The presidentialism introduced in 1978 has over the years developed into what Max Weber the German sociology pioneer called ‘Sultanism’.

Weber borrowed the term from a form of governance that was familiar to his age - the Sultanate of Ottoman Turkey.

He developed the concept based on how unrestrained power can create unbound personal discretion - a form of oriental despotism. It is that feature of Presidentialism that captures the imagination of our hidebound monks cloistered in feudal monastic fiefdoms in Kandy and elsewhere. Presidentialism and Democracy are not reconcilable. Presidentialism seeks to tame the mob but ends up driving the herd.

J.R. Jayewardene converted the aberration of a five-sixth majority under the first past the post system into a presidency and a neo-sultanate. He won the presidential election only once. That was by disenfranchising his main opponent. He preserved the aberration of a five-sixth majority through a brazenly corrupt referendum.

Presidentialism is what 18th century thinkers devised to replace tyrannical kings.

They adopted presidentialism to represent national authority in place of the crown. In Britain and France, where parliamentary democracy thrives, the people did not stop at deposing the king. They chopped off the king’s head.

We do not know what awaits us in the form of other presidential candidates. The banter in the lounges of the Royal Colombo Golf Club indicates a general idea that the Rajapaksa family is an indispensable factor in our march to modernity. Neo liberal economics or just plain liberal market economics has had one impact - the rise of oligarchs and decline of democratic norms.

The goofy world view of golf playing dilettantes is not surprising. Their idea of modernity is bizarre to say the least.
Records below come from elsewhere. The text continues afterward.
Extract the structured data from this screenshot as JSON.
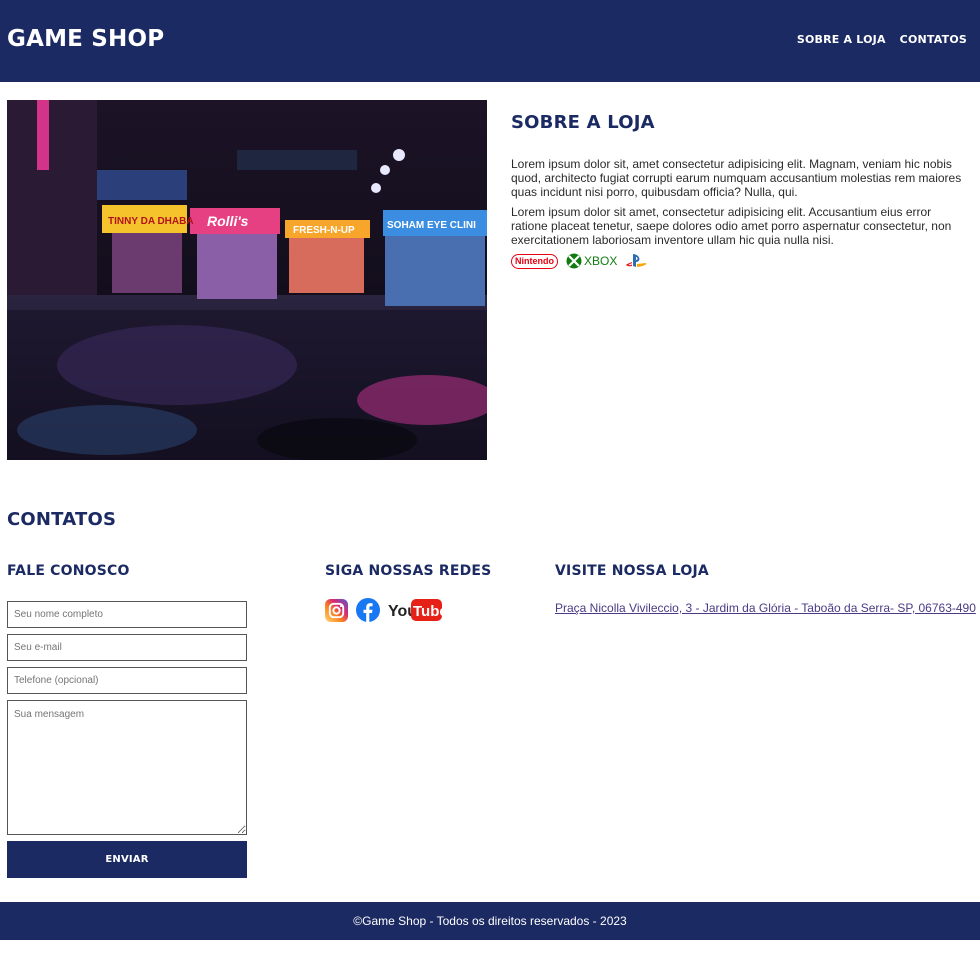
{
  "header": {
    "brand": "GAME SHOP",
    "nav": [
      "SOBRE A LOJA",
      "CONTATOS"
    ]
  },
  "about": {
    "title": "SOBRE A LOJA",
    "paragraphs": [
      "Lorem ipsum dolor sit, amet consectetur adipisicing elit. Magnam, veniam hic nobis quod, architecto fugiat corrupti earum numquam accusantium molestias rem maiores quas incidunt nisi porro, quibusdam officia? Nulla, qui.",
      "Lorem ipsum dolor sit amet, consectetur adipisicing elit. Accusantium eius error ratione placeat tenetur, saepe dolores odio amet porro aspernatur consectetur, non exercitationem laboriosam inventore ullam hic quia nulla nisi."
    ],
    "brands": [
      "Nintendo",
      "XBOX",
      "playstation-icon"
    ]
  },
  "hero_image": {
    "signs": [
      "TINNY DA DHABA",
      "Rolli's",
      "FRESH-N-UP",
      "SOHAM EYE CLINI"
    ]
  },
  "contacts": {
    "title": "CONTATOS",
    "form": {
      "title": "FALE CONOSCO",
      "name_placeholder": "Seu nome completo",
      "email_placeholder": "Seu e-mail",
      "phone_placeholder": "Telefone (opcional)",
      "message_placeholder": "Sua mensagem",
      "submit_label": "ENVIAR"
    },
    "social": {
      "title": "SIGA NOSSAS REDES",
      "icons": [
        "instagram-icon",
        "facebook-icon",
        "youtube-icon"
      ],
      "youtube_you": "You",
      "youtube_tube": "Tube"
    },
    "visit": {
      "title": "VISITE NOSSA LOJA",
      "address": "Praça Nicolla Vivileccio, 3 - Jardim da Glória - Taboão da Serra- SP, 06763-490"
    }
  },
  "footer": {
    "text": "©Game Shop - Todos os direitos reservados - 2023"
  },
  "colors": {
    "brand": "#1b2a63",
    "link": "#4b3a86",
    "nintendo": "#e60012",
    "xbox": "#107c10"
  }
}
They spend nearly one and a half hours in traffic to get to the office from their suburban homes. That daily waste of time and fuel is more than compensated by their ability to get to play golf at Hambanthota Shangri La on weekends using the highway to Matara.

To the leisured class and the ‘Tenderprenuers’ Sultan Mahinda is comparable to Suleiman the magnificent who ruled the Ottoman empire.
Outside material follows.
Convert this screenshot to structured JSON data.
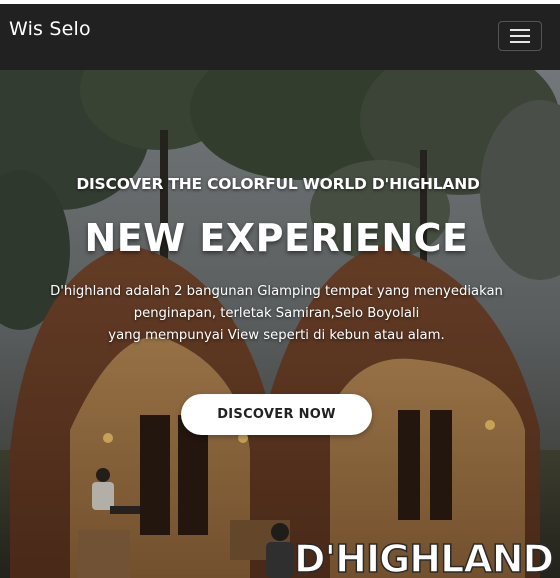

Mahinda Rajapaksa has recently expanded on the Gotabaya candidacy, saying “Gotabaya Rajapaksa rendered yeoman service during his tenure as Defence Secretary. People can expect the same efficiency and effectiveness if he assumes the presidency.”

Referring to current president Sirisena’s observation that the 19th amendment has curbed the powers of the presidency, he has tellingly declared that wielding power depended on the capacity and capability of the wielder of presidential power. Mahinda knows what he is talking about.

At the beginning of the 20th century, in 1902 to be precise, the Russian scientist Ivan Pavlov introduced the idea of classical conditioning to the study of animal behavior. He did not realize then that his experiments would come handy to populist autocrats.

Pavlov found that his dogs were so used to him bringing them treats every time he walked into the room that they would salivate at the sight of him, even when he wasn’t in possession of anything edible.

There is a ‘Pavlov’ running for president. We are looking at this world through eyes of Pavlovian dogs! He is the ‘most likely to win’ says one possible picnicker counting on Pavlov’s biscuits.